José Luis Santana, CISO do C6 Bank, durante apresentação no AWS Summit São Paulo 2026

O avanço dos agentes de inteligência artificial no desenvolvimento de software trouxe um novo desafio para o setor financeiro: como acelerar entregas sem atropelar os rigorosos pilares de segurança e conformidade regulatória. Para resolver esse dilema, o C6 Bank adotou a estratégia de Governance by Design, uma integração automatizada de travas de governança e segurança desde a fase de concepção do produto digital, e não como um gargalo no final da esteira.

A abordagem foi levada por José Luiz Santana, CISO do C6 Bank, durante participação no AWS Summit São Paulo 2026. Segundo o executivo, o advento da IA transformou a escrita de código em uma commodity, escancarando que a maior perda de tempo das empresas está nas etapas que antecedem e sucedem a codificação. E no banco, eles não queriam escolher entre governança e velocidade para poder aproveitar os benefícios da tecnologia.
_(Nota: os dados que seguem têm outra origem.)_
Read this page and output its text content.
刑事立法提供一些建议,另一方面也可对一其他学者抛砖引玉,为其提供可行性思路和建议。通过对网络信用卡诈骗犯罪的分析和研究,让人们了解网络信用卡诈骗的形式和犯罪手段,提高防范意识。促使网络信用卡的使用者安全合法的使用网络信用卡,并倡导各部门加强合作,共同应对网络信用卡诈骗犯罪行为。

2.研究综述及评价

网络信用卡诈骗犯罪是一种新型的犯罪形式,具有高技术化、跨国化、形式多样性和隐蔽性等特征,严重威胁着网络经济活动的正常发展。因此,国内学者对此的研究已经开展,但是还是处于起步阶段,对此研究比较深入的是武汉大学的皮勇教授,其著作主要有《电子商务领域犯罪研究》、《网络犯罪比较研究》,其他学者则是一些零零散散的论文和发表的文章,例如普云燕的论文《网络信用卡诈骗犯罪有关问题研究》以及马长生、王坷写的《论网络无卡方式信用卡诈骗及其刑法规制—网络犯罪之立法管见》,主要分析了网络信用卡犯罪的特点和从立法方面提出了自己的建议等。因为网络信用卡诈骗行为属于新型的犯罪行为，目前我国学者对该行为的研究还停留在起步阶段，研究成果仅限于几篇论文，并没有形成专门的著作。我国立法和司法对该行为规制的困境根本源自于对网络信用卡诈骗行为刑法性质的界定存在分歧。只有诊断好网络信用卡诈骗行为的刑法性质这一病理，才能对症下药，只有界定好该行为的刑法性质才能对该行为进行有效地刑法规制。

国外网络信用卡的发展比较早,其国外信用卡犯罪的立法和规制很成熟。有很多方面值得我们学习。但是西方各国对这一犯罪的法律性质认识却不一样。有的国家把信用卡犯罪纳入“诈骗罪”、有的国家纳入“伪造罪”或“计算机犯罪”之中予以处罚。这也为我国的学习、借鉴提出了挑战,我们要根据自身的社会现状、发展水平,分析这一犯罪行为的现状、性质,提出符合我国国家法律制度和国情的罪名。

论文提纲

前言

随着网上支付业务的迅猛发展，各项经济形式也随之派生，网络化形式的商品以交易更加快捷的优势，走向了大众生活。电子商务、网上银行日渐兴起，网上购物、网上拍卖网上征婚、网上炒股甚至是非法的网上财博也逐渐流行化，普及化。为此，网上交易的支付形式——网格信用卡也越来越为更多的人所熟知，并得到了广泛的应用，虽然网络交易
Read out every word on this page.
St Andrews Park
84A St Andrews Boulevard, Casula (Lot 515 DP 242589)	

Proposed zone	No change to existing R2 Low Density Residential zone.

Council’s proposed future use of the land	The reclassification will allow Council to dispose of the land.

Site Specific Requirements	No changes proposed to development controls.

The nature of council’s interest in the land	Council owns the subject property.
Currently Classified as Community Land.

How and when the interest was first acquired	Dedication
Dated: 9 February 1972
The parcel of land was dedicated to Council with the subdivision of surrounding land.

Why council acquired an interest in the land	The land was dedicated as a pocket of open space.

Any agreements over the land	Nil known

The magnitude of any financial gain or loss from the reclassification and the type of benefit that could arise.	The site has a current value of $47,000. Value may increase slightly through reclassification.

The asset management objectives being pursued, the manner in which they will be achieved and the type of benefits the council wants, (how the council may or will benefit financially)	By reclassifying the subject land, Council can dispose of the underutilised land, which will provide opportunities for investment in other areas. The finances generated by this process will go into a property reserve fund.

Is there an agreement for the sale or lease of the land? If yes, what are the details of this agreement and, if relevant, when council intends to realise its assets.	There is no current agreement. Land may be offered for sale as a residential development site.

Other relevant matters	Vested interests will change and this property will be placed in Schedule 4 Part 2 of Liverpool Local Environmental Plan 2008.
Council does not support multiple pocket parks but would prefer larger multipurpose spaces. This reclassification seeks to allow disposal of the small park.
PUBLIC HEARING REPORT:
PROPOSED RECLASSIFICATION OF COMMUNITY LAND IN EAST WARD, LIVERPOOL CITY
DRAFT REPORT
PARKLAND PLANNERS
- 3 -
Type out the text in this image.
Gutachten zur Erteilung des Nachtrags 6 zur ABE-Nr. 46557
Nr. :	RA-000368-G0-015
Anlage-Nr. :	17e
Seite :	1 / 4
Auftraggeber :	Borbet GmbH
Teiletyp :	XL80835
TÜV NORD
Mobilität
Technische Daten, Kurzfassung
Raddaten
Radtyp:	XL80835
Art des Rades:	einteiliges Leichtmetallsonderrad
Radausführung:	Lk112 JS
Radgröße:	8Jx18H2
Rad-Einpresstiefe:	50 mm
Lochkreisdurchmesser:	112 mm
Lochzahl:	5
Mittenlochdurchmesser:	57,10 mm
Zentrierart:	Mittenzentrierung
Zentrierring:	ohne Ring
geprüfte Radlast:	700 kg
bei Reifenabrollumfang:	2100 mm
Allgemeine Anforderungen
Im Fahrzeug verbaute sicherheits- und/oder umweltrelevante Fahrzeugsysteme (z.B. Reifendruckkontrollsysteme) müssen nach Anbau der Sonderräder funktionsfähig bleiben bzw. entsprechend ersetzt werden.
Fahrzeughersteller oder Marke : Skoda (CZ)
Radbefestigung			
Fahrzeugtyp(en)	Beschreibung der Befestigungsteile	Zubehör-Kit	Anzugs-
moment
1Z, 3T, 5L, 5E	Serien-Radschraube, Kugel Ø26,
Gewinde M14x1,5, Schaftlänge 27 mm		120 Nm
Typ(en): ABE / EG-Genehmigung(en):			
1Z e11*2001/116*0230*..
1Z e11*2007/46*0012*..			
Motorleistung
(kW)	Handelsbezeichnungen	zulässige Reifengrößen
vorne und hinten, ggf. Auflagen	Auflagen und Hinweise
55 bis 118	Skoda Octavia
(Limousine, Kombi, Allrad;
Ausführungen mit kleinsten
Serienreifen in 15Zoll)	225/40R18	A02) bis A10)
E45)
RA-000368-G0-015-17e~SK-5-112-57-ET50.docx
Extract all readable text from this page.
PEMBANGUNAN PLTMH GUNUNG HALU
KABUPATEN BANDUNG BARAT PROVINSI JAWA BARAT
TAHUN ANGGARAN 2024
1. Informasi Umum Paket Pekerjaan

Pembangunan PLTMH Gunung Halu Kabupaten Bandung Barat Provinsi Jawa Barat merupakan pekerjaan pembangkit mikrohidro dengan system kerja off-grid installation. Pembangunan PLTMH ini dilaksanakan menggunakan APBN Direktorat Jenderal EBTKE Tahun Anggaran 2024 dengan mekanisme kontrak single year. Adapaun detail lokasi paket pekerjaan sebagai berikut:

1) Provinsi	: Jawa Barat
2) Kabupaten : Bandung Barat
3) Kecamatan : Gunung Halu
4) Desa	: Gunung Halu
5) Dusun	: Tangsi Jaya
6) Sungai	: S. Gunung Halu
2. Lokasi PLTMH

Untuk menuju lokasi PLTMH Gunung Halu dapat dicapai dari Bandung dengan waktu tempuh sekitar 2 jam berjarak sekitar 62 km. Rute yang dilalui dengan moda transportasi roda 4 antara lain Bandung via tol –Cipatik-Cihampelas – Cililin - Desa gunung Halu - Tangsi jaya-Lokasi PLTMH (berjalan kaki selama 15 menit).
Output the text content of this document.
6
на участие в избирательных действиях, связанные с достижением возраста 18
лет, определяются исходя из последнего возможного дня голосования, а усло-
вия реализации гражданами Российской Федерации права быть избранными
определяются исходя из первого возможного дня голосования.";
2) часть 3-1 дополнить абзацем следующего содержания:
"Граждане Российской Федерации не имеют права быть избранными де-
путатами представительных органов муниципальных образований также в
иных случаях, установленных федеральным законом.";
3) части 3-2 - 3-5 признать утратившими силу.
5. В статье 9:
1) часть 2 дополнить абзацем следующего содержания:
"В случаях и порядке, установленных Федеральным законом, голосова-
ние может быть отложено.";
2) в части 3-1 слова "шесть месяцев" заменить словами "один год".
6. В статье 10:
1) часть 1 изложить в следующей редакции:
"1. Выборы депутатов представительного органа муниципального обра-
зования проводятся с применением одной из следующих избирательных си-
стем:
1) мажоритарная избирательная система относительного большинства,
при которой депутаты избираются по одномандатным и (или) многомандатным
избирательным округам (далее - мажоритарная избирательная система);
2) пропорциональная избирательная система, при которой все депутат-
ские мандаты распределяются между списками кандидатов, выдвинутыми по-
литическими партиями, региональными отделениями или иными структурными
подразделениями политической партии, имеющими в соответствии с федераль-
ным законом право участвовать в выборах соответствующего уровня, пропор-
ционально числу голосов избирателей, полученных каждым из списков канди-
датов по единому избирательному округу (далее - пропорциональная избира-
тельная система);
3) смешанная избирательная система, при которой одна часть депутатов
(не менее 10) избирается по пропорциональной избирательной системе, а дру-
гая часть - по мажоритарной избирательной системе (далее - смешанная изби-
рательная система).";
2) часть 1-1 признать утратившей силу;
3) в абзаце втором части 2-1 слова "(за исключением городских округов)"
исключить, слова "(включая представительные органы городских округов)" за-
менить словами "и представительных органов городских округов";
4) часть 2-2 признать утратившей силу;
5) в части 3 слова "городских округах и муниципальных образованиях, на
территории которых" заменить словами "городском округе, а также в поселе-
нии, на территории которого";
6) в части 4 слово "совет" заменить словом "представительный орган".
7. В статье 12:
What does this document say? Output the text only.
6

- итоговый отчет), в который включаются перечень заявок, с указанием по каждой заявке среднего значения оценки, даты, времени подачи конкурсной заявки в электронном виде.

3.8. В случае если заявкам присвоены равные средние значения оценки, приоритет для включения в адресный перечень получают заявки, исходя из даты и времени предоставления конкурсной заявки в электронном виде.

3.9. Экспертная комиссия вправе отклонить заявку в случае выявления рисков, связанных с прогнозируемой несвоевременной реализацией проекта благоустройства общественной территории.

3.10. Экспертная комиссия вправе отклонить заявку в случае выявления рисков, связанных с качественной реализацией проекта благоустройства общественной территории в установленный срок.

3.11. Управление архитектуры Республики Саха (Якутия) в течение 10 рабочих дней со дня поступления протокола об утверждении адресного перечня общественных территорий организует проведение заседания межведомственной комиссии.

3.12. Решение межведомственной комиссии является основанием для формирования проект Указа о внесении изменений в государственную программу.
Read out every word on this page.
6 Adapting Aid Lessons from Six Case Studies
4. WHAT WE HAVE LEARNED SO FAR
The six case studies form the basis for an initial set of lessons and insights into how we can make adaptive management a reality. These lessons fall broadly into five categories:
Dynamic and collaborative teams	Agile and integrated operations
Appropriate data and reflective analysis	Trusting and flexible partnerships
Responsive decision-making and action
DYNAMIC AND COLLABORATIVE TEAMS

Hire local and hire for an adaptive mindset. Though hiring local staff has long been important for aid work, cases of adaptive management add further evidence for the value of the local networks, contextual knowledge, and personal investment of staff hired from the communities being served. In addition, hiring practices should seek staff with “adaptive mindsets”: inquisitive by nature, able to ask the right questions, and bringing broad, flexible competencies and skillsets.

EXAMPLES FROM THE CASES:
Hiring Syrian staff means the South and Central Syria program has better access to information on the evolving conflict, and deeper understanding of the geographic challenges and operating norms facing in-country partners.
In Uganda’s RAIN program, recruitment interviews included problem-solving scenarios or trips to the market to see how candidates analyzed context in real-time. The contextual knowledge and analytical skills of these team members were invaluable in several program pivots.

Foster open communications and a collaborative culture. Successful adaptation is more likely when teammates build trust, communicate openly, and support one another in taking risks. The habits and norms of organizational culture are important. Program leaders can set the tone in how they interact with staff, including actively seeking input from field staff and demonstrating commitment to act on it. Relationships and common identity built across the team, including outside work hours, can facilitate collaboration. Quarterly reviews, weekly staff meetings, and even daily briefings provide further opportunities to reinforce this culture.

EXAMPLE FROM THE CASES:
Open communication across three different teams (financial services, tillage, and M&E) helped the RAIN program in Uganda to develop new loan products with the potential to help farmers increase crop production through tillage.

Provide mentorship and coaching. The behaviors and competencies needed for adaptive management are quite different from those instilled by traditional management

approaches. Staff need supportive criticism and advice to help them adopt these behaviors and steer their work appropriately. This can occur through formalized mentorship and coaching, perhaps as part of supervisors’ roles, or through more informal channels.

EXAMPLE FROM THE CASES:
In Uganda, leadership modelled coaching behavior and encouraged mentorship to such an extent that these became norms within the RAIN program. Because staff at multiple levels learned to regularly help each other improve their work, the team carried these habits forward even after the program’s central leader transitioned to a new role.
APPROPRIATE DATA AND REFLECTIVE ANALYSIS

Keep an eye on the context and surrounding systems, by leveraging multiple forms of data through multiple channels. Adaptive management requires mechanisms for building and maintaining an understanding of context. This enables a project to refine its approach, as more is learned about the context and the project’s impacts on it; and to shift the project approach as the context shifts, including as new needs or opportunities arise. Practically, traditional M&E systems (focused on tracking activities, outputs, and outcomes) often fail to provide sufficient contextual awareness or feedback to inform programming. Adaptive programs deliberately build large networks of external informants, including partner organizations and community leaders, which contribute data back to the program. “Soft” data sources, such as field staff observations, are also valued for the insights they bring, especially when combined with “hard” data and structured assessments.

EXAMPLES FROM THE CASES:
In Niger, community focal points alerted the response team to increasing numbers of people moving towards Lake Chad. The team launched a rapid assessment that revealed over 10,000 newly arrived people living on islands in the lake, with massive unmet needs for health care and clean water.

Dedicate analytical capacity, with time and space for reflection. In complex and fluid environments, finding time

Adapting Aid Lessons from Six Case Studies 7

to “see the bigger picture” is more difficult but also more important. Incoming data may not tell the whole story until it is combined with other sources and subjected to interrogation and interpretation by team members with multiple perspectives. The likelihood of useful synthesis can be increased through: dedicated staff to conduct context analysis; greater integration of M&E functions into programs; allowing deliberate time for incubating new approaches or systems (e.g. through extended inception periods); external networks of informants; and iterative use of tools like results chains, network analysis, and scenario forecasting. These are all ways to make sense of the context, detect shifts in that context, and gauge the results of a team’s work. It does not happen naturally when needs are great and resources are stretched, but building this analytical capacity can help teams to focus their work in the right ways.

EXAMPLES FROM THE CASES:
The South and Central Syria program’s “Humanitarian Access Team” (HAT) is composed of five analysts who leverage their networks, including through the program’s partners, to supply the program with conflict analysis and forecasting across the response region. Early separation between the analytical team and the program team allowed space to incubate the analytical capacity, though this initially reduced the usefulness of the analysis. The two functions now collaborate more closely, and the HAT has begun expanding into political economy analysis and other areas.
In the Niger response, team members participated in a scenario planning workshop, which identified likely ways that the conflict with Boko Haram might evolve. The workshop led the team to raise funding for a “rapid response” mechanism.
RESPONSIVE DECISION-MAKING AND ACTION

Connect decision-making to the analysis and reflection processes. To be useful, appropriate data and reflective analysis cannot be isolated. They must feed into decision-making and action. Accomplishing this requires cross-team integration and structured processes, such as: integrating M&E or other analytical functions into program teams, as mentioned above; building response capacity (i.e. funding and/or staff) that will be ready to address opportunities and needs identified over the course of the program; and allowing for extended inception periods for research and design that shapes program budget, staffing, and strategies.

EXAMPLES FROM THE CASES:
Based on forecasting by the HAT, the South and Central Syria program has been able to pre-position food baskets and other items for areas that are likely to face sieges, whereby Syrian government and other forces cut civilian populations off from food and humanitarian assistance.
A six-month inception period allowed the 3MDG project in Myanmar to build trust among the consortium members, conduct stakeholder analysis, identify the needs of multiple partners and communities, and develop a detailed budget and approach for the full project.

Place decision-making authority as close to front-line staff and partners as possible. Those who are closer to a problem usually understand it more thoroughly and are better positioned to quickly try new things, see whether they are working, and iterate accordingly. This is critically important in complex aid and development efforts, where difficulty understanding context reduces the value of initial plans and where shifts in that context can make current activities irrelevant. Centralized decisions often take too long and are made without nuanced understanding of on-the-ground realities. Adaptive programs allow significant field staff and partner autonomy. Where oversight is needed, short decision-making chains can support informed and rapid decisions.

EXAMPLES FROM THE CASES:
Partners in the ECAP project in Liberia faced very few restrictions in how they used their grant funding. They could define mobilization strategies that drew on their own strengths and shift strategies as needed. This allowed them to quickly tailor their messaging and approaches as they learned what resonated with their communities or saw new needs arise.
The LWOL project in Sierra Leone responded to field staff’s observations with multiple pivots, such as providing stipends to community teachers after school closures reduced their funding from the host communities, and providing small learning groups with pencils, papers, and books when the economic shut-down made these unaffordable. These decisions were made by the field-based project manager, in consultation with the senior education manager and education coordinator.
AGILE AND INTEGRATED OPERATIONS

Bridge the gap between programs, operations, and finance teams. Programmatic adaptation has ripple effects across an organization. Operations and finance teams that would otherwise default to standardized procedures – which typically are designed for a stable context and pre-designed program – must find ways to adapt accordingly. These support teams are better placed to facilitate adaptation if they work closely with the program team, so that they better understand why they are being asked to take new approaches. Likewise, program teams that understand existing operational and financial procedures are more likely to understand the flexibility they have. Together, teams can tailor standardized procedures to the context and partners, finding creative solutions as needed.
Ao orquestrar todo o ciclo de vida dos produtos digitais com o apoio do Kiro e de outras soluções da AWS, o banco alcançou 88% de eficiência fim a fim, registrando reduções nos ciclos de desenvolvimento. Entre os exemplos citados por Santana estão: arquitetura de dados (projetos que demandavam 3 meses e uma equipe inteira passaram a ser concluídos em 8 dias com apenas 2 arquitetos); Testes e Validação Regulatória (análises de segurança e conformidade caíram de 2 meses para 8 dias); e Entregas de Produtos Financeiros (módulos com estimativa de 8 a 10 sprints foram entregues em 1 sprint única, com equipes enxutas).

IA é persistente e exige Guardrails

Santana ressaltou que a autonomia dos agentes de IA exige uma redefinição clara dos limites operacionais (guardrails). Como os modelos não são determinísticos e tentam cumprir a instrução a qualquer custo, incidentes e desvios de comportamento ocorrem por falhas de configuração humana ou falta de isolamento entre ambientes de homologação e produção.

Para manter o controle sobre a tecnologia sem perder agilidade, o banco adota três diretrizes fundamentais:

  1. Visão Fim a Fim: A eficiência deve ser medida na construção global do produto, e não pela contagem de linhas de código geradas.
  2. Supervisão Humana (Human-on-the-loop): O agente executa com persistência, mas a validação e a responsabilidade pelo prompt permanecem 100% sob controle humano.
  3. Cultura e Pessoas: em vez de reduzir o quadro de funcionários, a eficiência liberou os desenvolvedores de tarefas repetitivas para atuarem como copilotos e gerentes de produto, multiplicando a quantidade de squads e projetos simultâneos.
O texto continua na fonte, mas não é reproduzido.